Friday, July 26, 2019

Notes, quotes and comment

Sean Poppen popped back onto the Twins roster as the eighth bullpen arm and picked up the final two innings of Thursday's blowout win in Chicago.

A roster move of more significance: Byron Buxton was reactivated, with Jake Cave optioned out. Buxton started in center and hit a pair of doubles.

The Twins are now 49-23 this season when Buxton starts, 13-17 when he doesn't.

---

The Twins made an exceedingly minor deal on Thursday, shipping minor league catcher Brian Navaretto to the Yankees in a cash deal.

Navaretto is a good defensive catcher with a great arm who hasn't hit at any level. (He was hitting .177 in Double A this year, which ought to get one sent back to high-A.) The Yankees needed somebody to catch in Double A after the domino effect of putting Gary Sanchez on the injured list after their series in Minnesota, and the Twins wanted to open up the slot at Double A for Ryan Jeffers, their second-round pick last year.

I've noted this repeatedly, but I'll hit it one more time: The Twins in the 2013 draft took three catchers in the first nine rounds: Stuart Turner in the third, Navaretto in the sixth and Mitch Garver in the ninth. (Turner and Garver were collegians, Navaretto taken out of high school).

The Reds took Turner in the Rule 5 draft and carried him on their roster for the full 2017 season only to outright him the following spring, which made his Rule 5 season rather pointless. He not only hasn't been back in the majors since, he's played so little in Triple A that I suspect he's had injuries.

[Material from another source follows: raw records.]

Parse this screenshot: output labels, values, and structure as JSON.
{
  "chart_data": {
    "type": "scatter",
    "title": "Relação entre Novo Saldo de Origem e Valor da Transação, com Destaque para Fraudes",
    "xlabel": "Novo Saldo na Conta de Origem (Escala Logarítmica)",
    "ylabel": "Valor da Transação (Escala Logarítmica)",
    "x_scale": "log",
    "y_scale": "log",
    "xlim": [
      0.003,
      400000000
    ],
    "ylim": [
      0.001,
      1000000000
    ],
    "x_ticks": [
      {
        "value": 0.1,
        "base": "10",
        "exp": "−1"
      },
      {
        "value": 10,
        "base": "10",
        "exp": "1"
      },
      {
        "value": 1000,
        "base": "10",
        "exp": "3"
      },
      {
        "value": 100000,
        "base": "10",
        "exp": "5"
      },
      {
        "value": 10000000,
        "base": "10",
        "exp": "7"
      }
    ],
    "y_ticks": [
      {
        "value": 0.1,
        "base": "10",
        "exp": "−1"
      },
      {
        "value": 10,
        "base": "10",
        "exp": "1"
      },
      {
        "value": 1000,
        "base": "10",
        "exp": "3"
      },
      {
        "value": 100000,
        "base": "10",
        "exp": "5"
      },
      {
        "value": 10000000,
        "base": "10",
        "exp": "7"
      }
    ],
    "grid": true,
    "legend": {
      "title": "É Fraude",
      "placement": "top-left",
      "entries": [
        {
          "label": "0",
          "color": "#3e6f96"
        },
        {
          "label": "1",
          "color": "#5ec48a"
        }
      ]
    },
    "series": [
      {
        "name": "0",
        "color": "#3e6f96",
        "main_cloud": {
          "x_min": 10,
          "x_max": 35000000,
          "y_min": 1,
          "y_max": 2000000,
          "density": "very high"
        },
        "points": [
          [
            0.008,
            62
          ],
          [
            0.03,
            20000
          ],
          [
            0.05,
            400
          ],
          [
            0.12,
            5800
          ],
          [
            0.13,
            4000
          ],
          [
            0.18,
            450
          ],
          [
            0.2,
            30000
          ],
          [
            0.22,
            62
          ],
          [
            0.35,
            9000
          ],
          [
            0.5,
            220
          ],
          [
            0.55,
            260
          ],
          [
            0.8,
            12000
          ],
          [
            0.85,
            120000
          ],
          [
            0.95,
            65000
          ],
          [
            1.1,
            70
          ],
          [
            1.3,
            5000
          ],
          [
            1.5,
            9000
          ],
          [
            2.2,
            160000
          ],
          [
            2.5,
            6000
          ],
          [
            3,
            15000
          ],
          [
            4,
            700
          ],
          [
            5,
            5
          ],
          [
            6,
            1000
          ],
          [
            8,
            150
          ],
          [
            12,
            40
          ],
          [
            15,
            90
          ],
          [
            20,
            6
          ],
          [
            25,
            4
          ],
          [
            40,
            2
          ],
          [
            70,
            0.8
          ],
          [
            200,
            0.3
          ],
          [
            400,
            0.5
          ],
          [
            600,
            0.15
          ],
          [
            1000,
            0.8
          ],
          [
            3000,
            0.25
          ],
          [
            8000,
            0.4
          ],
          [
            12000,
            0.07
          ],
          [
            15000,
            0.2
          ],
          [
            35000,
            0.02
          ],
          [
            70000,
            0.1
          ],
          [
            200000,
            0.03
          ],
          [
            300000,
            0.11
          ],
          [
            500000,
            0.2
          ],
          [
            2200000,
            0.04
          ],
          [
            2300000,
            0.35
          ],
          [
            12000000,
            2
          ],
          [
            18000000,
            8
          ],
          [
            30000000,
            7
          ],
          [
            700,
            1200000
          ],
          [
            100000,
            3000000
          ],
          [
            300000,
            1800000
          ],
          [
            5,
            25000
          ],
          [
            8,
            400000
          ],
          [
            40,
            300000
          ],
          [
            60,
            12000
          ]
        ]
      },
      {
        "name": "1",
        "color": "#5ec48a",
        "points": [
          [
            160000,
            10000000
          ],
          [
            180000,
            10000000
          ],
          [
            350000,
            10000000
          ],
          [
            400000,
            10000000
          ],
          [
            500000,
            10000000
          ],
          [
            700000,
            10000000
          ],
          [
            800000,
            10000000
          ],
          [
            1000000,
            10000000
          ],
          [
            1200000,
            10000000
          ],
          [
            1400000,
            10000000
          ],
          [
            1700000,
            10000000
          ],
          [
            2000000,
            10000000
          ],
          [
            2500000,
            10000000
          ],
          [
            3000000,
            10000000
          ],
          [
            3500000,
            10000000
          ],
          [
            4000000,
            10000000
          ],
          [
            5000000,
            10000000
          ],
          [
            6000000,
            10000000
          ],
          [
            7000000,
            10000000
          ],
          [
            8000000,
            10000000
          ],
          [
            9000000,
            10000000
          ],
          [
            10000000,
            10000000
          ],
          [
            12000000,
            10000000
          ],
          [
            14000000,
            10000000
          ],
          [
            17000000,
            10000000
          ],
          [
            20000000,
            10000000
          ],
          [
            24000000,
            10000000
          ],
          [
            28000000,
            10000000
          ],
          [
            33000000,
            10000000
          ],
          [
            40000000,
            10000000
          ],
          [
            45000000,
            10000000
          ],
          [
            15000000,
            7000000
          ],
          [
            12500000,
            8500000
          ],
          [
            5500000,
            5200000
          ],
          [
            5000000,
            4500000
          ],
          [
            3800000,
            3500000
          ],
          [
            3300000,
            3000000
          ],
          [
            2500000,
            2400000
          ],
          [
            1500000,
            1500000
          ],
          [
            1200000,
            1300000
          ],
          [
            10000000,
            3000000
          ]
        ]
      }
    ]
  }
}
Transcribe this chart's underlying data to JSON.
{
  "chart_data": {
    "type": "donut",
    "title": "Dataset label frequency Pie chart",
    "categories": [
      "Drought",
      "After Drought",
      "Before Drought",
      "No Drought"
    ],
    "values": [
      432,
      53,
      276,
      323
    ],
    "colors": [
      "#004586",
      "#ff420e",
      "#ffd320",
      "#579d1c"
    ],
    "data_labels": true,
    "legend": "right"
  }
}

So two of the three are out of the organization. But I think Garver has more than made up for the misses on the two higher-drafted backstops.

---

Both Jeffers and Trevor Larnach, their first-rounder from 2018, are now at Penascola. They're moving up the ladder at a pretty rapid clip.

Jeffers' numbers at Fort Myers (the Twins high-A affiliate) aren't nearly as impressive as Larnach's, but he's a catcher. Presumably part of the promotion is that he's improving his play behind the dish, which was seen as a bit suspect at the time of the 2018 draft.

Larnach's promotion hints that the lefty-hitting outfielder might be used as a trade chip in a pitching trade over the next few days. I'm not automatically opposed, but of course, it depends on who the Twins get in said deal.